My brother is colorblind. And he CONSTANTLY tries to correct me on what color things are.

"Hey could you hand me that red _____?" "that's orange" "no, it's red" "orange" "YOU CANT EVEN KNOW".

It is the base of our most common and heated arguments.

droneb2hive

Hot Water

About five years ago, my girlfriend (now wife) once had a very intense argument about whether or not hot water cleaned things better than cold water.

She genuinely believed that water temperature didn't matter. This is someone who has not one, but two masters degrees.

We argued for something like 2 hours, and we seriously almost broke up over the whole thing.

moniker5000

Biology Class

I had an argument with a girl IN THE MIDDLE OF A BIOLOGY CLASS in high school about how humans are not mammals. She thought a human was a human and we are not mammals because "mammals are animals and humans are not animals"

I tried explaining to her the difference between reptiles and mammals and how humans fall under the mammal category to try and educate her... but she just wouldn't listen.

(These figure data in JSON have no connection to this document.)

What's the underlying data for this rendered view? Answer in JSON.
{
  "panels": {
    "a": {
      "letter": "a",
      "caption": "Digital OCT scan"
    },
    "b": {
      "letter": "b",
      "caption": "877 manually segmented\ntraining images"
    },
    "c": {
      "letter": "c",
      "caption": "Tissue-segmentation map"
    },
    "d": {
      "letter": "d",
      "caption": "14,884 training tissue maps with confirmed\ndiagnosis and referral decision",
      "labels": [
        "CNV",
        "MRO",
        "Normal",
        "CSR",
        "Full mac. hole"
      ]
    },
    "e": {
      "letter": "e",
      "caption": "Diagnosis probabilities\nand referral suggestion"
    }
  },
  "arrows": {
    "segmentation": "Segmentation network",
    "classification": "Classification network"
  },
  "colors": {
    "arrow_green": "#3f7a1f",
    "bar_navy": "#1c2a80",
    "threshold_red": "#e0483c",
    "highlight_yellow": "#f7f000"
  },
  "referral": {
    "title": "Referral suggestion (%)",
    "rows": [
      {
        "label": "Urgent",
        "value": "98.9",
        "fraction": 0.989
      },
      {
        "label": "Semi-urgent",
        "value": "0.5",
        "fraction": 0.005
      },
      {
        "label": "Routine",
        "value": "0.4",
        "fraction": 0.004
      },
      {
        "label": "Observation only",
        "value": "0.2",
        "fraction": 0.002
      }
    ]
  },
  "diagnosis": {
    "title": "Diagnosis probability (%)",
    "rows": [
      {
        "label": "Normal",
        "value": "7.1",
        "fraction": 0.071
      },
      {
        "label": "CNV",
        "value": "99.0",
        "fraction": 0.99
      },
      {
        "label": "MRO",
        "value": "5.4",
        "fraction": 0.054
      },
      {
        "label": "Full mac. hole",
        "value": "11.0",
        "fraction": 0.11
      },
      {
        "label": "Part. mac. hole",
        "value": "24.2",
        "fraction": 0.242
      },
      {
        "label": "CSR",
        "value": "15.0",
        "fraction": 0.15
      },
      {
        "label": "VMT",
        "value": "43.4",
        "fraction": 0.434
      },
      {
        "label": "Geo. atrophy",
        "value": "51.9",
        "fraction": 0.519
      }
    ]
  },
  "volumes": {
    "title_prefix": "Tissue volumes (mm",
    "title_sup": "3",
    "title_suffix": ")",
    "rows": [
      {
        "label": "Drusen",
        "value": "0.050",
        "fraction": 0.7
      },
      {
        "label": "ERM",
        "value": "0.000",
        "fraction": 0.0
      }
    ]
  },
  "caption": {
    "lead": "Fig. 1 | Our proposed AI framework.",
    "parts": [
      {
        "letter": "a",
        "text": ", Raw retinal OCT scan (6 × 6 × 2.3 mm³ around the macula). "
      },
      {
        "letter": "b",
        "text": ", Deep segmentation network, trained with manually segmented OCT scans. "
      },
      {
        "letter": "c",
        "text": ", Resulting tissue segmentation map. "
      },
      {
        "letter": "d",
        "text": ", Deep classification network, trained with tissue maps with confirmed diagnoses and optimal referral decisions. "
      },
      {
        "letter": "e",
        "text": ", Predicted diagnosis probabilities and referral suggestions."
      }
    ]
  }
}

I still have no idea why the BIOLOGY teacher did not get involved...

10d4plus8

Solid Or Liquid?

Some classmates and I got into a heated debate as to whether or not the human body could count as a soup, salad, or sandwich. The teacher got mad at us, but hey! All we were doing was watching a movie.

For the record, my logic lays with soup- Liquid contained within a solid, at a hot temperature.